Still on the Merger and Acquisition series.
Mandatory Acquisition under the ISA
The extant ISA[1](unlike its predecessor) contains a mandatory take-over provision in Section 131. Below is an analysis of it.
Section 131 (1) ISA 2007 provides that:
“Where any person:
a.       acquires shares, whether by series of transactions over a period of time or not, which (taken together with shares held or acquired by persons acting in concert with him) carry 30 per cent or more (or any lower or higher threshold as may be prescribed by the commission from time to time) of the voting rights of a company; or
b.      together with persons acting in concert with him, holds not less than 30 per cent but not more than 50 per cent (or a lower or higher threshold as may be prescribed by the commission from time to time) of the voting rights and such person or any person acting in concert with him, acquires additional shares which increase his percentage of the voting rights, such person shall make a takeover offer to the holder of any class of equity share capital in which such person or any person acting in concert with him holds shares”.
Section 131 above (mandatory offers provisions) is one of the innovations introduced in ISA 2007. That section places an obligation on a person who either acquired up to 30 per cent or more of the voting rights of a company alone or in concert with others to make a mandatory offer to buy the shares of other shareholders in the class of shares that he has bought the 30 per cent or more shares.
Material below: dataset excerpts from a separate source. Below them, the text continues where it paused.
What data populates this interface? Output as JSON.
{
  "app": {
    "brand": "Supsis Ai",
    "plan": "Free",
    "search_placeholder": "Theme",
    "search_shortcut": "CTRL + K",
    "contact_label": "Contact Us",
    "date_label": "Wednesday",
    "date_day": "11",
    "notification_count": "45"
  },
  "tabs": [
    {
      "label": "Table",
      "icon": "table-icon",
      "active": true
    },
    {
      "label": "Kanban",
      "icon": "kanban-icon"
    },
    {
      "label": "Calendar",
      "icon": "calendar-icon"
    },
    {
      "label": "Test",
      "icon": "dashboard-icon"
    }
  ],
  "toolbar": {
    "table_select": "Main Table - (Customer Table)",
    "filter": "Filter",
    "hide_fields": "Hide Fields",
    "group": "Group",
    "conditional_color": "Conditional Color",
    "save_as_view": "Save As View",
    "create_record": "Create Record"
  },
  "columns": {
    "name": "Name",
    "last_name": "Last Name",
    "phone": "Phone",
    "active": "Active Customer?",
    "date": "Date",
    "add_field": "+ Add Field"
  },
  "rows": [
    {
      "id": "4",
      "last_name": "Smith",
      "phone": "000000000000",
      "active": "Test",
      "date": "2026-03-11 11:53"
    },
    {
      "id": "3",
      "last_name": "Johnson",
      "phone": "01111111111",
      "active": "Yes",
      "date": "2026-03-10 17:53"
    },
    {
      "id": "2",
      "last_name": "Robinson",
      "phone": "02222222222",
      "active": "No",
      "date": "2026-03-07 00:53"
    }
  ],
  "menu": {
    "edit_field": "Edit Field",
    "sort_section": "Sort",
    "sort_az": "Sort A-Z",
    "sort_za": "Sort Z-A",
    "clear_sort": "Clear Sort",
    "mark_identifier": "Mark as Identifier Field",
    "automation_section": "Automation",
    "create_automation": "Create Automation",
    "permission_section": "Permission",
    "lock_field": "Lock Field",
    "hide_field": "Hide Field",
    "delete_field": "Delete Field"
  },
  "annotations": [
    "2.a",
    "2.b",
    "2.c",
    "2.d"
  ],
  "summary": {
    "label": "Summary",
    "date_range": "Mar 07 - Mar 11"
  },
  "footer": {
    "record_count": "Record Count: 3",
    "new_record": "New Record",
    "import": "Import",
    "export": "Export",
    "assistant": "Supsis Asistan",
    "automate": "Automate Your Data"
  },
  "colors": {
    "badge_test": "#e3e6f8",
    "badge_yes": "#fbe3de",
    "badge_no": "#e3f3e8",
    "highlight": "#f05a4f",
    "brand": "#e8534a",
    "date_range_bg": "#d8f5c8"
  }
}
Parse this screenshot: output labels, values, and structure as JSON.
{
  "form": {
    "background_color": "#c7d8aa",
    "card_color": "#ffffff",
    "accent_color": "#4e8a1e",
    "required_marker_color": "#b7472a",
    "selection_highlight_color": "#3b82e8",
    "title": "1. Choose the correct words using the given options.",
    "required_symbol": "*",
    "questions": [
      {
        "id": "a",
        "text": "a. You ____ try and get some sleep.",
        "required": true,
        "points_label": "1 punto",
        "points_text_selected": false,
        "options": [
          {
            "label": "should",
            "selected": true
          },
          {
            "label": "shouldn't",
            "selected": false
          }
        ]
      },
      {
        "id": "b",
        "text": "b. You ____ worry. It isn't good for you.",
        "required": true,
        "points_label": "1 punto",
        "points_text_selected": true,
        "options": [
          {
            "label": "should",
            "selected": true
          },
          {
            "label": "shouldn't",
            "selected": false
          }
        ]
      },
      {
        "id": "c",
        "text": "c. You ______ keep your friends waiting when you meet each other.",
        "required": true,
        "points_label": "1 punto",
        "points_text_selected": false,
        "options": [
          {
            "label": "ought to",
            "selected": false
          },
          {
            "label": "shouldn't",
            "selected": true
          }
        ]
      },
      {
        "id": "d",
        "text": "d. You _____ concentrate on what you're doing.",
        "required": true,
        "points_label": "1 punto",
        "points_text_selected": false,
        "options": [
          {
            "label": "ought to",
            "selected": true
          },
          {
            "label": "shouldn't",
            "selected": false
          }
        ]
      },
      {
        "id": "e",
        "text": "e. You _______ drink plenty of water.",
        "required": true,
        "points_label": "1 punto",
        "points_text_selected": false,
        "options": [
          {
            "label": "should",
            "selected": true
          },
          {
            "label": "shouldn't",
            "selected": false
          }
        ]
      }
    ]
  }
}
In the same token, if a person alone or in concert with others already has up to 30 per cent but not more than 50 per cent of the voting rights, but subsequently acquires additional shares that would increase his voting rights, he is also obliged to make a mandatory offer to buy the shares of other shareholders of the same class of equity where he made additional investment.
The purpose of section 131 ISA 2007 is to give other shareholders an opportunity to exit a company in the event of change of control presumed to occur upon acquisition of set threshold of between 30 per cent and 50 cent of shareholding of a quoted company by any person acting alone or in concert.
The Nigerian section 131 ISA 2007 seem to follow  the London City Code in its blanket insistence that any additional acquisitions that increase the voting power of a substantial shareholder beyond the threshold must result in a general offer being made to all other shareholders. However, it is to be noted that under the London City Code, the Takeover Panel has the right to grant dispensation from the mandatory offer obligation under Rule 9.1 in some circumstances.
Although, the Nigerian Section 131 ISA 2007 did not specifically provide for right to grant dispensation from the mandatory offer obligation, one can take a clue from other jurisdiction and indeed it will not be out of place for an investors who is confronted by challenges revolving around section 131 ISA 2007, to explore the following options.
Seeking the commission’s waiver by way of special dispensation from section 131 obligations; this to be done even before the entry into a share acquisition transaction that would trigger mandatory takeover offer obligations;
Where threshold is already exceeded unknowingly, seek the commission’s ratification of the transaction through waiver of mandatory takeover requirement upon approval of shareholders at a general meeting which approval could be proposed to SEC as condition for receiving its ratification.[2]
Again, there is no reason why SEC cannot by issuance of guideline of rules create the exception for acquisition, even such acquisition is over set threshold of 30 or 50 per cent as the case may be.


[1]Investment and Securities Act 2007 (ISA 2007).
[2]Idigbe A., ‘Mergers and Take-overs Procedure under ISA 2007- Practitioner’s Perspective’, supra.